Moving Pictures
1981 | Rock
What you say about his company, is what you say about society.
Trivia
- Hit #25 on the UK Singles chart & #24 in Canada,. Hit #44 on the US Billboard Hot 100, and #8 on the Billboard Top Tracks chart.
- Lyrics stem from a poem by Pye Dubois (of Max Webster) named "Louis the Lawyer" that Peart modified and expanded.

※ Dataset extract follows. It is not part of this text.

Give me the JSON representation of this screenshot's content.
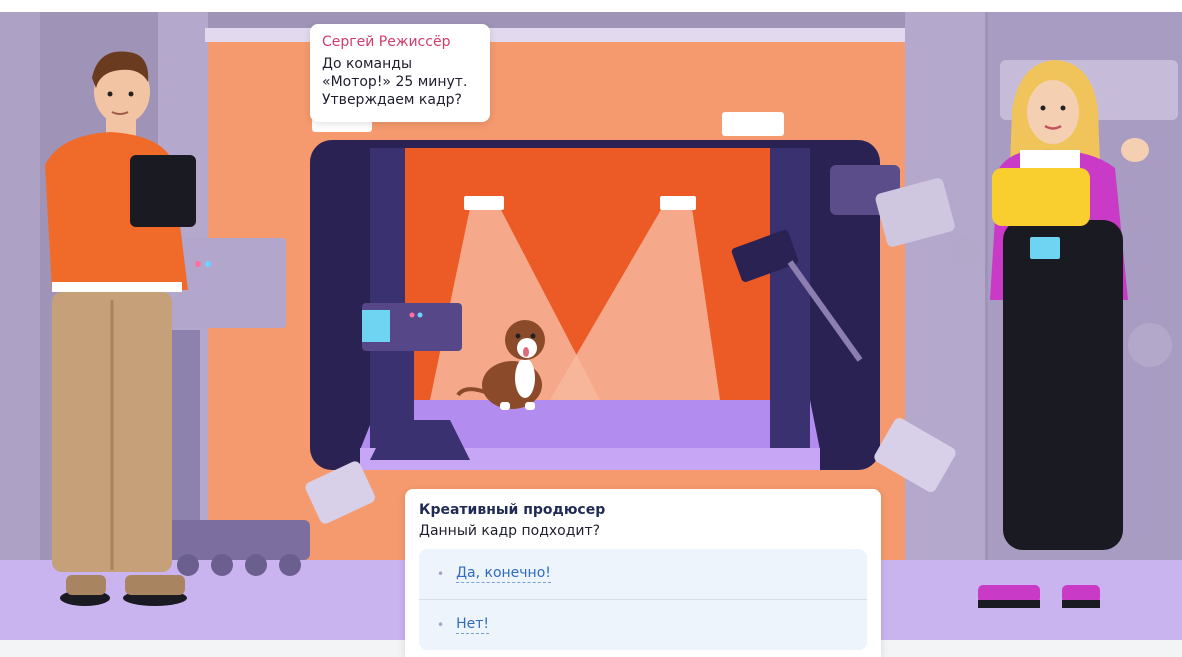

- Deadsy released a cover on the album comencement in ‘02 in the style of other goth bands of the era, ie Orgy or Static-X.
THE HOT TAKES
Luke Tatum
"His mind is not for rent." That is one of my favorite lyrics from any song. As a child, my mind was absolutley for rent. Ideas came and went, and my allegiances were quick to shift from one system of thinking to another. In other words, I was a mess of ideas. For all the hours I was shoved into the sardine can known as public school, I did not learn how to think. Only years after vacating "the system" entirely could I dare to call myself a Tom Sawyer.
Sherry Voluntary
This is the quintessential Rush song. A lot can be said about it.The strong backbeat that opend the song and the synth overlay sets the stage for a unique and intriguing set of lyrics. Using Tom Sawyer as the main character certainly draws on rich imagery from a much beloved story. I feel it also mixes with the character the creator, Mark Twain and the kind of man he was. Intelligent, witty, cuttingly satirical, and an independent free thinker. The line "He knows changes aren't permanent, but change is," has always intrigued me. To me it's saying society's change all the time. Shifting and moving positions, those changes are perpetual. The really important thing to remember is that change is a reality that itself is permanent. Whatever is happening, you may not know what the next societal shift will be, but you can bank on the fact that it will change. As libertarians, I think the lesson is to just keep working, keep staying the course, be unapologetically true to principles, in hopes you direct that change more towards liberty than away from it.
Nicky P
I suspect I was born an anarchist. At the very least I never trusted anyone enough to allow them to rent my mind. I’m surprised I survived a lot of days when I questioned everything anyone ever told me. The Church. Family. Teachers. No authority was taken as given. I tried to fit in different cliches in school but nothing fit. Political ideologies in college felt the same. I went through the same system of indoctrination Luke did and yet somehow our worlds were different. All of that is a long preface to say freedom of thought will absolutely get you labeled as arrogant, especially when it comes to living out the liberal principles our culture lauded for hundreds of years. Humanity’s failure to meet the hope of freedom is not a failure on freedom but on humanity and as long as the idea stands we as individuals need to ride those rapids til we simply cannot.